This afternoon I printed my "winning" NaNoWriMo novel from last November for the first time. Using 12 point Bookman Old Style which shortened the 50,000 words to a mere 83 pages, I caught each page as my printer spat it out. My goal tomorrow: read what I wrote last year so I know what I already have and can continue from where I left off. After I printed the partial novel, I expanded it into the Vringa font, still at 12 point, but now I have 107 pages. I fixed the chapter headings to make them uniform: in all caps, bolded, and centered.
My new writing on Sunday (November 1st and therefore the first day of NaNoWriMo) will pick up at the beginning of Chapter Thirteen and go onward. My character has been spinning her wheels for the last eleven months when I left her stranded between two very different modes of worship, her world slowly rolling upside-down, and she doesn't like change in the least. I wouldn't be suprised to find out that she's spent the 11 months since NaNoWriMo 2008 with her head under her pillow -- both literally and figuratively.
Yes, my character has a lot of ME in her, but she also has the qualities of some other women I know. She is stubborn, reluctant to change, intelligent, set in her ways, opinionated, yet she is gentle, creative, kind, shy. Her journey along The Pilgrim Pathway (yes, that's my tentative title, a definite change from the title I used a year ago, A Scholarly Life) will change her dramatically in some ways yet will leave her virtually unchanged in others.
I need to add conflict. I think that I have portrayed her inner conflicts fairly well, but I need to add more conflict -- conflict between people. As a person who runs from conflict myself, it will be interesting to see how Rebecca handles interpersonal conflict as well, especially since she flees from it even more often and more speedily than I do (if that is even possible). But as we writers know, conflict is what keeps a novel going -- that magical, dramatic tension. And I am not sure that I am going to completely resolve Rebecca's inner conflicts by the end of the book so much as push them forward and pull others back in some intriguing ways.

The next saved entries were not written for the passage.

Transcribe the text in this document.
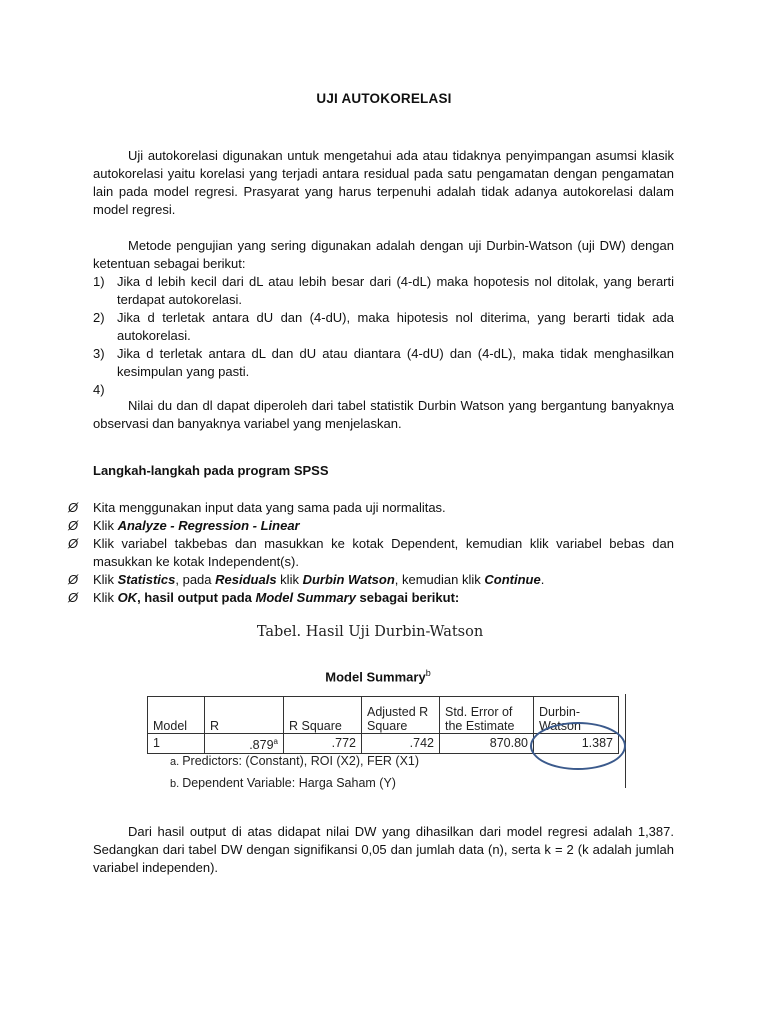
UJI AUTOKORELASI
Uji autokorelasi digunakan untuk mengetahui ada atau tidaknya penyimpangan asumsi klasik autokorelasi yaitu korelasi yang terjadi antara residual pada satu pengamatan dengan pengamatan lain pada model regresi. Prasyarat yang harus terpenuhi adalah tidak adanya autokorelasi dalam model regresi.
Metode pengujian yang sering digunakan adalah dengan uji Durbin-Watson (uji DW) dengan ketentuan sebagai berikut:
1) Jika d lebih kecil dari dL atau lebih besar dari (4-dL) maka hopotesis nol ditolak, yang berarti terdapat autokorelasi.
2) Jika d terletak antara dU dan (4-dU), maka hipotesis nol diterima, yang berarti tidak ada autokorelasi.
3) Jika d terletak antara dL dan dU atau diantara (4-dU) dan (4-dL), maka tidak menghasilkan kesimpulan yang pasti.
4)
Nilai du dan dl dapat diperoleh dari tabel statistik Durbin Watson yang bergantung banyaknya observasi dan banyaknya variabel yang menjelaskan.
Langkah-langkah pada program SPSS
Ø Kita menggunakan input data yang sama pada uji normalitas.
Ø Klik Analyze - Regression - Linear
Ø Klik variabel takbebas dan masukkan ke kotak Dependent, kemudian klik variabel bebas dan masukkan ke kotak Independent(s).
Ø Klik Statistics, pada Residuals klik Durbin Watson, kemudian klik Continue.
Ø Klik OK, hasil output pada Model Summary sebagai berikut:
Tabel. Hasil Uji Durbin-Watson
Model Summary$^b$
Model	R	R Square	Adjusted R Square	Std. Error of the Estimate	Durbin-Watson
1	.879$^a$	.772	.742	870.80	1.387
a. Predictors: (Constant), ROI (X2), FER (X1)
b. Dependent Variable: Harga Saham (Y)
Dari hasil output di atas didapat nilai DW yang dihasilkan dari model regresi adalah 1,387. Sedangkan dari tabel DW dengan signifikansi 0,05 dan jumlah data (n), serta k = 2 (k adalah jumlah variabel independen).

When I wrote about Rebecca Phillips last year, I kind of followed her around blindly, jotting down what I watched her doing. For a novel that I planned so very little (not at all, to be precise), it kept moving forward with a definite motion that seemed to be working. I pray that God will give me that same insight, that same perseverance, that same attention to detail, that same leading onward of a story that is partially mine but mostly hers. Once I finish with this year's NaNoWriMo, I sincerely hope that I will have a complete first draft. I know that much will have to be moved about, restructured, revised, and rewritten, but if I at least have a couple of hundred pages to work with, I think I might be able to make something out of it.
One of my Intermediate Writing students brought up NaNoWriMo in class yesterday plus another student seem really, really interested in doing it as well. I hope that both of them decide to go forward with it -- the numbers today according to NaNoWriMo on Twitter is over 35,000 13-18 year olds and over 100,000 adults around the world who are signed up and ready to start writing their novels. That's cool.
I need to e-mail our writing group here in Pine Valley and remind them of the challenge. I gave them the information and website earlier this month at our monthly meeting, but a reminder would not be amiss, I think. I would love to have a couple of "Write-Ins" at the town library or at the local coffee place or even in the diner. So I'll send out e-mails and post to the blog for our Mountain Empire Creative Arts Council Writers' Workshop.
So tonight and tomorrow I plan to complete The Arrow and The Boomerang for Julie at Brave Writer so she can post them before midnight tomorrow. And I plan to read through what I wrote for last year's NaNoWriMo so I can pick up the story where I left off, ready to write about this middle-aged woman's journey on The Pilgrim Pathway.
Good luck and best blessings to all NaNoWriMo participants this year: Write bravely. Write well. And write 50,000 words, no matter how utterly crappy they seem to you at any stage in the process ... 'cuz' it's gonna happen. Trust me.